Khuddaka Nikāya

Sutta Nipāta

3.1. Partir

Je vais décrire le Départ,
comment lui, celui-qui-a-la-Vision, est parti,
comment il a raisonné et choisi le Départ.
«La vie domestique est encombrée,
un royaume de poussière,
alors que partir,
c'est le grand air.»
Ce que voyant, il est parti.

En s'en allant,
il évita le mal dans son corps.
Abandonnant l'inconduite verbale,
il a purifié son mode de vie.
Alors lui, le Bouddha, partit pour Rajagaha,
la forteresse de montagne des Magadhans,
et partit quêter l'aumône,
doté de toutes les marques prééminentes.
Le roi Bimbisara, en son palais le vit,
et en le voyant, accompli dans ses marques,
dit: «Regardez-le, messieurs.
Comme il est beau, imposant, pur!
Comme il est accompli en comportement!
Attentif, ses yeux baissés,
ne regardant pas plus loin devant lui qu'une longueur de charrue,
comme quelqu'un qui n'est pas de basse lignée:
Envoyez de suite les messagers royaux
Pour voir où ce moine ira.»

Eux—les messagers dépêchés—
suivirent après lui.
«Où va aller ce moine?
Où sera sa demeure?»
Comme il allait de maison en maison—
bien contenu, sa porte des sens bien gardée,
attntif, vigilant—
son bol vite rempli.
Alors lui, le sage, complétant sa tournée d'aumône,
a quitté la cité, s'est dirigé vers le Mont Pandava.
«C'est là qu'il fera sa demeure.»
En le voyant partir pour sa demeure,
trois messagers s'assirent,
pendant que l'un d'eux repartit dire au roi.
«Ce moine, votre majesté,
sur les flancs du Pandava,
est assis comme un tigre, un taureau,
un lion dans un ravin de montagne.»

En entendant les paroles du messager,
le noble roi guerrier
partit directement en voiture royale,
pour le mont Pandava.
Allant aussi loin que pouvait aller la voiture,
il descendit, monta à pied,
et en arrivant s'assit.
Assis là,
il échangea de courtoises salutations,
puis dit:
«Vous êtes jeune, juvénile,
dans la fleur de la jeunesse,
doté de la stature et du bon teint
d'un noble guerrier.
Vous auriez l'air glorieux
à l'avant-garde d'une armée,
équipé d'un escadron d'éléphants.
Je vous offre la richesse : profitez-en.
Je m'enquiers de votre naissance : informez-moi.»

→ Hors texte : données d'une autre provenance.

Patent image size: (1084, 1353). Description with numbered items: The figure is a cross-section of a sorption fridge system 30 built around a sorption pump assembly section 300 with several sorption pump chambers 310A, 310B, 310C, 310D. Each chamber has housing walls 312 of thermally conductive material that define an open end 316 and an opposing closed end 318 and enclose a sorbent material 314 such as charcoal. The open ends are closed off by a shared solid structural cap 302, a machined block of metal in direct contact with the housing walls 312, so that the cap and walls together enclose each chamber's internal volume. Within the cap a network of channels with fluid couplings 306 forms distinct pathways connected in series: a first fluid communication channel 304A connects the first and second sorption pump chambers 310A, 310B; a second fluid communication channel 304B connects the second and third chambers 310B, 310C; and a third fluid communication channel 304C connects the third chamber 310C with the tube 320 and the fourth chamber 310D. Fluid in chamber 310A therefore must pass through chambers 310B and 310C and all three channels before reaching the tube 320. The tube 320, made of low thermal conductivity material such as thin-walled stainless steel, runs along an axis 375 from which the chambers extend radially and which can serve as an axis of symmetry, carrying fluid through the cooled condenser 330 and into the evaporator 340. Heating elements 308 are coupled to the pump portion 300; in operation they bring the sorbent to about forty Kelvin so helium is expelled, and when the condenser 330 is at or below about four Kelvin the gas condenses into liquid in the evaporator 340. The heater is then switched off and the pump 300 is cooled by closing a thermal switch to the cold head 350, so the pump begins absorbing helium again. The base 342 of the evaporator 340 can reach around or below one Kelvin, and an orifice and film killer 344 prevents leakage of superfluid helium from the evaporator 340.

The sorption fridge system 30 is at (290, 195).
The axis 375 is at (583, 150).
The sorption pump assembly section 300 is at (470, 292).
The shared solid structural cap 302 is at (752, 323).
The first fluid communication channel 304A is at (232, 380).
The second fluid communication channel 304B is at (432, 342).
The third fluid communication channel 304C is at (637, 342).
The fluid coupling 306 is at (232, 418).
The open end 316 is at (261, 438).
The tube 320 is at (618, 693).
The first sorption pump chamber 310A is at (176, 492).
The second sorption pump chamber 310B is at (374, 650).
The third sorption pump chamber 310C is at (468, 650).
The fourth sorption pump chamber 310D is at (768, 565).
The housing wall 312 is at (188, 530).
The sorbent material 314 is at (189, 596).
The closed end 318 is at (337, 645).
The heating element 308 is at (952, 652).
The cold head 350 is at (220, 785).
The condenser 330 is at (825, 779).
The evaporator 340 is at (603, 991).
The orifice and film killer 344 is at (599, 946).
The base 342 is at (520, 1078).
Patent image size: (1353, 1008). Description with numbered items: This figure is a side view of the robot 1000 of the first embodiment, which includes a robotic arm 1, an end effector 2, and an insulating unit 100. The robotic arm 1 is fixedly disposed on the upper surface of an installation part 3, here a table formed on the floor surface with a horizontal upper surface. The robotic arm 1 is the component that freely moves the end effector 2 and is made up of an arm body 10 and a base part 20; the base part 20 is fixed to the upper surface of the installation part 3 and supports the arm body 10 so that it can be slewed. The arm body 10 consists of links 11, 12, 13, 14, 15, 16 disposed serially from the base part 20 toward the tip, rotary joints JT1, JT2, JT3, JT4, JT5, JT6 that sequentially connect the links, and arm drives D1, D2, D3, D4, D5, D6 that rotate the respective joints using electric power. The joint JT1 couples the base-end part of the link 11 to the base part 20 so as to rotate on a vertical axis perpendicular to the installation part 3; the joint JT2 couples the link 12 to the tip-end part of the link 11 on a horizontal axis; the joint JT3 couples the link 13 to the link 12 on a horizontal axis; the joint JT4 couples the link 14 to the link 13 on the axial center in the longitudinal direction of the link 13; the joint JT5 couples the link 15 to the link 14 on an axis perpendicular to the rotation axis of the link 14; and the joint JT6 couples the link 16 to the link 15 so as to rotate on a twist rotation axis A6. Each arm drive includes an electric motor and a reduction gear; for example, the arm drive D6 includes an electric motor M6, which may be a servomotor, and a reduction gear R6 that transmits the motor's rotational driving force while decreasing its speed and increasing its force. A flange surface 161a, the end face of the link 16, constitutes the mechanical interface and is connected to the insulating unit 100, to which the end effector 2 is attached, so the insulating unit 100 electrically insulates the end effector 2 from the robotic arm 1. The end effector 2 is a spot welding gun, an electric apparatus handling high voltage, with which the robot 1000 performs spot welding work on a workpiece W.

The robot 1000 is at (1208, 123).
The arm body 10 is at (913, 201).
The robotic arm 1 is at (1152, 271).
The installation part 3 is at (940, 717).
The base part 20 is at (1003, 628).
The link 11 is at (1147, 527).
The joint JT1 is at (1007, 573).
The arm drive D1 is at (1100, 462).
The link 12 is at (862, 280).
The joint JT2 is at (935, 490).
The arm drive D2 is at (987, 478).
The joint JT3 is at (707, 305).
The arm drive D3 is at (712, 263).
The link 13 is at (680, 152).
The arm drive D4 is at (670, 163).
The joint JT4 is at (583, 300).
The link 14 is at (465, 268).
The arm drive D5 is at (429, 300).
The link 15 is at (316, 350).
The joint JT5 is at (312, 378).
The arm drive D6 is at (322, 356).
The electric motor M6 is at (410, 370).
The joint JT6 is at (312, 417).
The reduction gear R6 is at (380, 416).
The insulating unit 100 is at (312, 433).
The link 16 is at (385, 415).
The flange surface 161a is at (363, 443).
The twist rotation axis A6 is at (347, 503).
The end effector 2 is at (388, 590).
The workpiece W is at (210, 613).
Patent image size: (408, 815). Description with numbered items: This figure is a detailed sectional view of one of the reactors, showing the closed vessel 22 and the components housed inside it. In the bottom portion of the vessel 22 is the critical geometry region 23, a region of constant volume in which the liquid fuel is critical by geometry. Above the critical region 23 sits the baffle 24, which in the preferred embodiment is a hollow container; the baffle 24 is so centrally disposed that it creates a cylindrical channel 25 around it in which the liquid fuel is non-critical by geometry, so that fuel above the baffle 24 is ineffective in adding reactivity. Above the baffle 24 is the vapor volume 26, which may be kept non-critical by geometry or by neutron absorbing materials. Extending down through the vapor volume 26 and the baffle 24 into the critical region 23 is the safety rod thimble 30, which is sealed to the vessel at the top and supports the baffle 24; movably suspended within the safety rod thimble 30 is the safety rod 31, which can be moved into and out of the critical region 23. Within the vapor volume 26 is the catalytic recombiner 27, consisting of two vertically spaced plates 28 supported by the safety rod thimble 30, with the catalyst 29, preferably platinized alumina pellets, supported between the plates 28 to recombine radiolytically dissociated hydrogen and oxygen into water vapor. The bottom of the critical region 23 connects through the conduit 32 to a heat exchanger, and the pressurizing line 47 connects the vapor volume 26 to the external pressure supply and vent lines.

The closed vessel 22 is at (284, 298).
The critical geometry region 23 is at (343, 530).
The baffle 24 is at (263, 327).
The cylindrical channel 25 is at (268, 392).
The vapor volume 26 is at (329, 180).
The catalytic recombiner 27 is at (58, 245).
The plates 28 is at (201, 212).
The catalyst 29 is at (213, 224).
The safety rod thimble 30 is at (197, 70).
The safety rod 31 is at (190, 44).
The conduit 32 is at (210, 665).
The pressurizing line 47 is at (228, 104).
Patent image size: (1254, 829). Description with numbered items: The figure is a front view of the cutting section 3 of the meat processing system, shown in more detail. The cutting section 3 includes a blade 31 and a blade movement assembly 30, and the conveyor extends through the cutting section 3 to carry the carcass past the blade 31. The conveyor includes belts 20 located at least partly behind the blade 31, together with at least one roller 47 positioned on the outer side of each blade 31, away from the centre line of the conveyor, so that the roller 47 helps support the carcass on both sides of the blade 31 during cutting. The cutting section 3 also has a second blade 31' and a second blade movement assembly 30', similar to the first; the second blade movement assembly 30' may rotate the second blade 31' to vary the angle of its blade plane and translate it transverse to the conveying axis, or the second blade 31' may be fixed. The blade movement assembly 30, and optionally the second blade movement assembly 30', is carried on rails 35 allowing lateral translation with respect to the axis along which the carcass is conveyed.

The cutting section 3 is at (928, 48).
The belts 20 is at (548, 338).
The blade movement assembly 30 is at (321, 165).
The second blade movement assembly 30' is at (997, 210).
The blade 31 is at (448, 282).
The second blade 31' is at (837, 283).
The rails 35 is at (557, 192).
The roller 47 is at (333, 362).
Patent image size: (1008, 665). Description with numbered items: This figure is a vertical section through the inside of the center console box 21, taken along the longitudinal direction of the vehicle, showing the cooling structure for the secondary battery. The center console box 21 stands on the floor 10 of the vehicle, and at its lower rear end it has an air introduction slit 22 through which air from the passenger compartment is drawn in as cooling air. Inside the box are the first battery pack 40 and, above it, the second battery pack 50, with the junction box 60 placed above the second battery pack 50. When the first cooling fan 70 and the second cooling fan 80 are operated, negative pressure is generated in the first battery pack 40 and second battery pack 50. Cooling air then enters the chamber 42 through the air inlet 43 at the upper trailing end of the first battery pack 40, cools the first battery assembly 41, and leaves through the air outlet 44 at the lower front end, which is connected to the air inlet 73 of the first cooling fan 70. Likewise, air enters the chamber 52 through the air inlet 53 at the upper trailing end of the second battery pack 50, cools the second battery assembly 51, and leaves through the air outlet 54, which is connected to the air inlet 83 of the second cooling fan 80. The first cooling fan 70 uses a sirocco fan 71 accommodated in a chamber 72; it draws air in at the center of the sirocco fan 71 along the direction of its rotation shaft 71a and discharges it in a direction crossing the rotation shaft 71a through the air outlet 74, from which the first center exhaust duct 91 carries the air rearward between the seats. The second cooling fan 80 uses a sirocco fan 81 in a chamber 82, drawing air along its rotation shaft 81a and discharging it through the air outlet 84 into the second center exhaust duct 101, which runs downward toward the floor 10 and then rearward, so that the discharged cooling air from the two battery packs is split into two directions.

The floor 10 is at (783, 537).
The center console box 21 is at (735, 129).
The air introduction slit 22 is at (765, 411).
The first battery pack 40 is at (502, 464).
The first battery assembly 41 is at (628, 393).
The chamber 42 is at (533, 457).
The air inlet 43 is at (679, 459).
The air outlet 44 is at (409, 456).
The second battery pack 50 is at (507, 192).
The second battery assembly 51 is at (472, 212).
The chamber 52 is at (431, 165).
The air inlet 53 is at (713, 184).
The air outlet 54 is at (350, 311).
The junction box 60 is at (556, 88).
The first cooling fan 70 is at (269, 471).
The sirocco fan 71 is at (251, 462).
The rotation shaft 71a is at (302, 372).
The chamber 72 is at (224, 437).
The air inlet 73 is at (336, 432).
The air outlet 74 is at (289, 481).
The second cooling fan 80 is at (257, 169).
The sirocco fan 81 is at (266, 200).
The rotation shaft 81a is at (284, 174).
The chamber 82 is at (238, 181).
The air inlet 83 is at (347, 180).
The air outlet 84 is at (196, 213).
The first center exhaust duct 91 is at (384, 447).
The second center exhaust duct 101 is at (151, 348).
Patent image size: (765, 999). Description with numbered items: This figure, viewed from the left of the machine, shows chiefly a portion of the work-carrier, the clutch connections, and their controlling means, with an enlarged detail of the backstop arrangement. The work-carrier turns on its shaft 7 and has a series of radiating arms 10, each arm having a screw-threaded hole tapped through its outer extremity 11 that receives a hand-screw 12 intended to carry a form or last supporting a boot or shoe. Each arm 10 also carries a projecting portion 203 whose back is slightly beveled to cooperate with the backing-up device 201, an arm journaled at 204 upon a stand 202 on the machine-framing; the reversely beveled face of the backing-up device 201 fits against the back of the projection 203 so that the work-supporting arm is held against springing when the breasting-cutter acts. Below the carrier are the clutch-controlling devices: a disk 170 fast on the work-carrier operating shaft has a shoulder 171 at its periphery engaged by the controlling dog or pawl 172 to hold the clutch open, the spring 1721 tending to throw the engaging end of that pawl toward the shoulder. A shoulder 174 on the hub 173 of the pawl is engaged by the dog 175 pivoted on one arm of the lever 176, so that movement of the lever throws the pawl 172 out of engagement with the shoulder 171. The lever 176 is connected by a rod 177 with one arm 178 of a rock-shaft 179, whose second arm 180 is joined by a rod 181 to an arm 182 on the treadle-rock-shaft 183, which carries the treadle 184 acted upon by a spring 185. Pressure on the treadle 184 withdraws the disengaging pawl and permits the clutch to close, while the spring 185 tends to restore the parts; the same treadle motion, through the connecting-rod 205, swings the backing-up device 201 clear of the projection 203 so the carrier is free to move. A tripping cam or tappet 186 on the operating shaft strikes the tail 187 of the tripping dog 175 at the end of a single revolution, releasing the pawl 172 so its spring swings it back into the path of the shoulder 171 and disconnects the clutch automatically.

«Droit devant, votre majesté,
aux pieds des Himalayas,
il y a un pays accompli
en energie et prospérité,
habité par les Kosalans:
D'un clan solaire,
Sakyan de naissance.
C'est ce lignage que j'ai quitté,
mais point en quête de plaisirs sensuels.
Voyant le danger des plaisirs des sens
—et le renoncement comme un repos—
je vais m'efforcer.
C'est là que se plait mon coeur.»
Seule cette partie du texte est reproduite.